Understanding Lumbar Disc Prolapse (Herniation)
A lumbar disc prolapse—often referred to as a herniated or slipped disc—occurs when the soft center of a spinal disc pushes through its tougher outer layer. This can irritate nearby nerves, leading to symptoms such as:
Lower back pain
Sciatica (radiating leg pain, numbness, tingling)
Muscle weakness, and in severe cases, loss of bladder/bowel control or saddle anesthesia—urgent medical signs.
Most minor herniations improve within weeks with conservative treatments such as physiotherapy.
UK Statistics: How Common Is It?
Approximately 1–2% of people in industrialised countries, including the UK, experience symptomatic lumbar disc herniation during their lifetime.
Sciatica secondary to herniated lumbar discs is seen in about 2.2% of UK patients in primary care annually.
Low back pain is the leading single cause of disability in the UK, representing about 11% of total disability burden.
Workdays lost due to musculoskeletal problems, including back pain, totaled nearly 31 million in 2016, with an estimated £12.3 billion cost to society and £1.6 billion on treatment.
These figures underscore the substantial societal and individual impact of disc-related back issues across the UK.
How Physiotherapy Can Help
Physiotherapy forms the cornerstone of conservative treatment for lumbar disc prolapse. Key benefits include:
Targeted exercises to strengthen core and back muscles, improving spinal support and resilience.
Manual therapy—such as mobilization, traction, and massage techniques—to relieve pressure and improve function.
Education on posture and body mechanics to prevent exacerbation and encourage healing.
Data shows that about 80% of patients with lumbar herniation improve with conservative care within 12–24 months
Structured rehab post-surgery varies in effectiveness, yet physiotherapy remains essential both pre- and post-intervention.
Medical Procedures: When and What?
When conservative treatments fall short—especially if leg pain, neurological deficits, or disability persist—medical interventions are considered. In the UK, common procedures include:
1. Epidural Steroid Injections (ESIs) / TFESI
Transforaminal epidural steroid injection (TFESI) delivers medication closer to the affected nerve.
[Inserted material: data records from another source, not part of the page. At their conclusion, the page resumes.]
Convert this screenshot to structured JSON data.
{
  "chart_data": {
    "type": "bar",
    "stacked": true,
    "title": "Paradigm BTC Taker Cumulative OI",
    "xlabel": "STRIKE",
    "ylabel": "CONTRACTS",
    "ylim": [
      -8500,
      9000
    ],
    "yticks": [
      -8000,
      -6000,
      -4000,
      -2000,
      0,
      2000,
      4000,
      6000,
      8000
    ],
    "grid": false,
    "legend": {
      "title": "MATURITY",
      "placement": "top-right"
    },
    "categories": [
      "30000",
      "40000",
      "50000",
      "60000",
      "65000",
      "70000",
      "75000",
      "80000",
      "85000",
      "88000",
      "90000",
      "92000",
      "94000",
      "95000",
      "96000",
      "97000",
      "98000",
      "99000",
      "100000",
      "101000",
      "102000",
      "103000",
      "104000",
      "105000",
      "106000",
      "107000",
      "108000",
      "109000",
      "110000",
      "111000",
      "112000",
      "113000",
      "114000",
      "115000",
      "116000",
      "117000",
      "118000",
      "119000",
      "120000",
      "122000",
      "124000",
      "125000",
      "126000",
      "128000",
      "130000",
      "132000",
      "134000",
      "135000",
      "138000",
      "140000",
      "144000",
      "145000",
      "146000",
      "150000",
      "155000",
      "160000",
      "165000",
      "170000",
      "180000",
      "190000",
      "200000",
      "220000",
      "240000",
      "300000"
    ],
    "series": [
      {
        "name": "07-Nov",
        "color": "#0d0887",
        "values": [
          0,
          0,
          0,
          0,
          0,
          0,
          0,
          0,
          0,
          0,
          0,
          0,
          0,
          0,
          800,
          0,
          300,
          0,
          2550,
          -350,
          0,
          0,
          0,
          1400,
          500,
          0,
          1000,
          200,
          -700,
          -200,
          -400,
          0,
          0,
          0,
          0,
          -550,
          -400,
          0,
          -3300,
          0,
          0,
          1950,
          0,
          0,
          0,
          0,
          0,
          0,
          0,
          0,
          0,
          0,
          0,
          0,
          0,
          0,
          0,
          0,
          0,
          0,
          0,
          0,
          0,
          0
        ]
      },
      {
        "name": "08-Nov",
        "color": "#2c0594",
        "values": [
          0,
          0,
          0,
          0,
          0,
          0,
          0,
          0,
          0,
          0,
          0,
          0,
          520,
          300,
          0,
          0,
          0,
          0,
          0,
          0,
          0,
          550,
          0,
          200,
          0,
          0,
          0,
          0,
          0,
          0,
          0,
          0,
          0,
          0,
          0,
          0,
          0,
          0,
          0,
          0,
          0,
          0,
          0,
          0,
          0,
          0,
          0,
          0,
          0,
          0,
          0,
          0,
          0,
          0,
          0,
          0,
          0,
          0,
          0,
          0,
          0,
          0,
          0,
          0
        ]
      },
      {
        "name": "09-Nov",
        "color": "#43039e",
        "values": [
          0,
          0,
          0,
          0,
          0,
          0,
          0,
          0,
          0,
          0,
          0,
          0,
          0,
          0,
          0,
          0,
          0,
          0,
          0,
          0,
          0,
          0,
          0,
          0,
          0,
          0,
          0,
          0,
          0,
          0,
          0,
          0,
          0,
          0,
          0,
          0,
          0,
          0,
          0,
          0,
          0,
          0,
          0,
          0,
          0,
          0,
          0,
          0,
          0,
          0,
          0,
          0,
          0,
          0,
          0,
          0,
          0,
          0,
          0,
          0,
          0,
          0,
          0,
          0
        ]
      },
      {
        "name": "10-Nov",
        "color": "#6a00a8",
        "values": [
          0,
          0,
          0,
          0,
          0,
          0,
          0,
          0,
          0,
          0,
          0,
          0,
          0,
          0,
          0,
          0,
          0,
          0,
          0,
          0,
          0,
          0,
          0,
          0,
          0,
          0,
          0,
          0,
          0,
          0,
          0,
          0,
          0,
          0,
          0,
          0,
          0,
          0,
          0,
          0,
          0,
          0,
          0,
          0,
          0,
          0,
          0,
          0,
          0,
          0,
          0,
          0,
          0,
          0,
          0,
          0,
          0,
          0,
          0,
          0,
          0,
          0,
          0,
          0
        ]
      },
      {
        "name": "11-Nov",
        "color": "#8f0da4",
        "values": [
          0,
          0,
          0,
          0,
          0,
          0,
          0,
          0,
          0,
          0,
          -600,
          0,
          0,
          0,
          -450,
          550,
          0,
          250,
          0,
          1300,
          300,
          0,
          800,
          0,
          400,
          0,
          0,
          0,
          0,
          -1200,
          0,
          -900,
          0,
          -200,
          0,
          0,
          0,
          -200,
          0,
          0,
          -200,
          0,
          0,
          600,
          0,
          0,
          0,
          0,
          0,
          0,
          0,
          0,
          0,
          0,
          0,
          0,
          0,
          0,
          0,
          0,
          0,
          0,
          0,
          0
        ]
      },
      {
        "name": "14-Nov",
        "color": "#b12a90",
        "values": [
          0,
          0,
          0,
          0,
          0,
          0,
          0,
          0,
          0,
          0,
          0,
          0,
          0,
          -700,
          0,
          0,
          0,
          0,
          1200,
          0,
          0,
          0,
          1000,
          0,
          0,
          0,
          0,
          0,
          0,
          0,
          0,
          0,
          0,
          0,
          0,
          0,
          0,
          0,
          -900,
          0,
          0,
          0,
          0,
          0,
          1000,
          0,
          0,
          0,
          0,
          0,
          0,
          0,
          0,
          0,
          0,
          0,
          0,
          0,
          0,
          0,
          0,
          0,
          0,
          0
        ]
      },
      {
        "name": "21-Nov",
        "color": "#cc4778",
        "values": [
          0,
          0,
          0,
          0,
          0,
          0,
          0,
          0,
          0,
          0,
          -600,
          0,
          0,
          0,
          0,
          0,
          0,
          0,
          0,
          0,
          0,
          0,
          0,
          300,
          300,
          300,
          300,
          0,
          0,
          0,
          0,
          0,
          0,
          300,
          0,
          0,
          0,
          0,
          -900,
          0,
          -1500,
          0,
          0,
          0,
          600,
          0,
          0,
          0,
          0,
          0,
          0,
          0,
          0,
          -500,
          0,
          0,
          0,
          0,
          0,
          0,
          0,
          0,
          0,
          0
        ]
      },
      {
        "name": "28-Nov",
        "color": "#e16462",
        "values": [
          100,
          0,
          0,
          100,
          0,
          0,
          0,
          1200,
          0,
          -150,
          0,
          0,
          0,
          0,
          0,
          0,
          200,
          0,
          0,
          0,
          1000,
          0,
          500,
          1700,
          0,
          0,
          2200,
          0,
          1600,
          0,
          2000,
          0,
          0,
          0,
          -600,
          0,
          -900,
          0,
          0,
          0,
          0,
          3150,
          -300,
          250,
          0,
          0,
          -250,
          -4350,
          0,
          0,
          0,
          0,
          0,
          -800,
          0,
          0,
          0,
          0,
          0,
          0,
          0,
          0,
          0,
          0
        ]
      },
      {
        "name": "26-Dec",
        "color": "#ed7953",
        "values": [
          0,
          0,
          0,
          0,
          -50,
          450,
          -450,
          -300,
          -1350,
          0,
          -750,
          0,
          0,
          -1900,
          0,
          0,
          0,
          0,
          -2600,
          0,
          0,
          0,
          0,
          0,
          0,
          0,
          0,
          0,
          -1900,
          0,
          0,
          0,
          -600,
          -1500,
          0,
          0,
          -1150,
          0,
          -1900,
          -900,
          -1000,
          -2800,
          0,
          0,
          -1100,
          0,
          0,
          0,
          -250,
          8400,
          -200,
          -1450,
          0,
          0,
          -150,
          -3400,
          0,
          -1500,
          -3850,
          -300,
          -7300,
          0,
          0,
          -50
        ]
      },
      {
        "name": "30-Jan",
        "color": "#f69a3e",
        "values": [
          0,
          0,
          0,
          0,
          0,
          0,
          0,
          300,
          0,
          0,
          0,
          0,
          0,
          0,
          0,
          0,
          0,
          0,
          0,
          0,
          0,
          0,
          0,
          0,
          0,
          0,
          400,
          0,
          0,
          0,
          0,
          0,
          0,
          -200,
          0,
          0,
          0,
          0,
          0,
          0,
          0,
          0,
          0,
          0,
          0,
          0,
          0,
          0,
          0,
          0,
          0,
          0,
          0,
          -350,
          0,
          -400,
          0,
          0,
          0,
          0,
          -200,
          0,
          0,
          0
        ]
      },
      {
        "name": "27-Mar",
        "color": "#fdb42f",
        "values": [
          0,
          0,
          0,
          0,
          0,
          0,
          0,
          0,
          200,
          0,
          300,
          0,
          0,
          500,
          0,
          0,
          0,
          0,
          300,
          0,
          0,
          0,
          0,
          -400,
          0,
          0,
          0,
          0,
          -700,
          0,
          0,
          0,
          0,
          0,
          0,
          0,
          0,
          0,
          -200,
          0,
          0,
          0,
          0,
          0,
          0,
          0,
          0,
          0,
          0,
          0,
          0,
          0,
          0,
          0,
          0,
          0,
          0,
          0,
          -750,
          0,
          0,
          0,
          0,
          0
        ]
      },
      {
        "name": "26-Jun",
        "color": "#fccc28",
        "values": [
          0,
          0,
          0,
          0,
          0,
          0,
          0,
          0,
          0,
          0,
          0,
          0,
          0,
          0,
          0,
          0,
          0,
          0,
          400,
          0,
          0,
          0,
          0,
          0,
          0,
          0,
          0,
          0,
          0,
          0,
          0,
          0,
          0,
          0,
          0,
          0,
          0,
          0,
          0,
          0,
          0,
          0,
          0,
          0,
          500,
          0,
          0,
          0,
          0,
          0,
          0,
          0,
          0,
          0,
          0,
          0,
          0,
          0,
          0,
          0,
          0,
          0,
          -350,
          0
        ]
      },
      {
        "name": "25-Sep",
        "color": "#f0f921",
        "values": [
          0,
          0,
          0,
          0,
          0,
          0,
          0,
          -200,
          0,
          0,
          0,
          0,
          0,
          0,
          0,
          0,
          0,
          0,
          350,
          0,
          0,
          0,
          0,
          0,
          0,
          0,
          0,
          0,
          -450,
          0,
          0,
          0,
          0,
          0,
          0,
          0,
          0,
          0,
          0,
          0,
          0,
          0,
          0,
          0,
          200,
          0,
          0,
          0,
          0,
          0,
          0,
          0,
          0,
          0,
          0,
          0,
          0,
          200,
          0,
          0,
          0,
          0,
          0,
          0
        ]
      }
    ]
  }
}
The NERVES trial—a multicentre RCT across the UK—compared TFESI with surgical microdiscectomy. Both yielded similar improvements in disability scores at 18 weeks, with no serious adverse events in the injection group. Surgery carried higher cost (~£4,500 vs £700) and some risks.
From real-world data: ~9.3% of patients who received an epidural for disc herniation eventually underwent discectomy.
Conclusion: TFESI is a less invasive, cost-effective alternative that may delay or avoid surgery, though it’s usually chosen when conservative measures have already been tried.
2. Surgical Discectomy / Microdiscectomy
Lumbar discectomy (including minimally invasive microdiscectomy) involves surgically removing the herniated part of the disc to relieve nerve compression. It’s effective and commonly performed when symptoms persist or worsen.
In the UK alone, over 10,000 such procedures are performed annually.
Post-operative complication rates are low (under 1% within 30 days).
3. Advanced / Minimally Invasive Options
a) Endoscopic Techniques (e.g., TESSYS)
The TESSYS method uses a tiny endoscope to remove herniated disc tissue through a small lateral incision, often under sedation/local anesthesia.
Benefits include reduced bleeding, shorter recovery, minimal muscle disruption, and immediate pain relief in ~90% of cases.
b) Disc Replacement
Artificial disc replacement may be offered when degenerative discs cause persistent pain despite conservative care.
Success rates range from 70–96%, and it may preserve mobility better than fusion.
4. Emerging & Experimental Therapies
Non-surgical spinal decompression techniques (e.g., Hill DT therapy) have sometimes reported high satisfaction and avoidance of surgery in select settings, though evidence is still evolving.
Other evolving modalities include stem-cell therapy, but these remain investigational.
Summary: A “Stepped” Approach to Care
Start with conservative care: physiotherapy, education on posture, pain relief medications.
If symptoms persist (>6–12 weeks), consider invasive yet less risky options—like TFESI injections.
If severe symptoms or neurological signs, or persistent disability, surgery such as discectomy may be recommended.
For suitable candidates, assess minimally invasive options (e.g., endoscopic discectomy) or, in degenerative cases, disc replacement.
Final Thoughts
Lumbar disc prolapse remains a significant health concern in the UK—with real cost, disability, and quality-of-life implications. Yet, many patients recover well with conservative treatment. When needed, a range of effective, escalating options—from injections to surgery, and even dynamic replacements—offer real relief. Crucially, physiotherapy plays a pivotal role throughout recovery, not just as a first-line defense, but also as rehabilitation after interventions.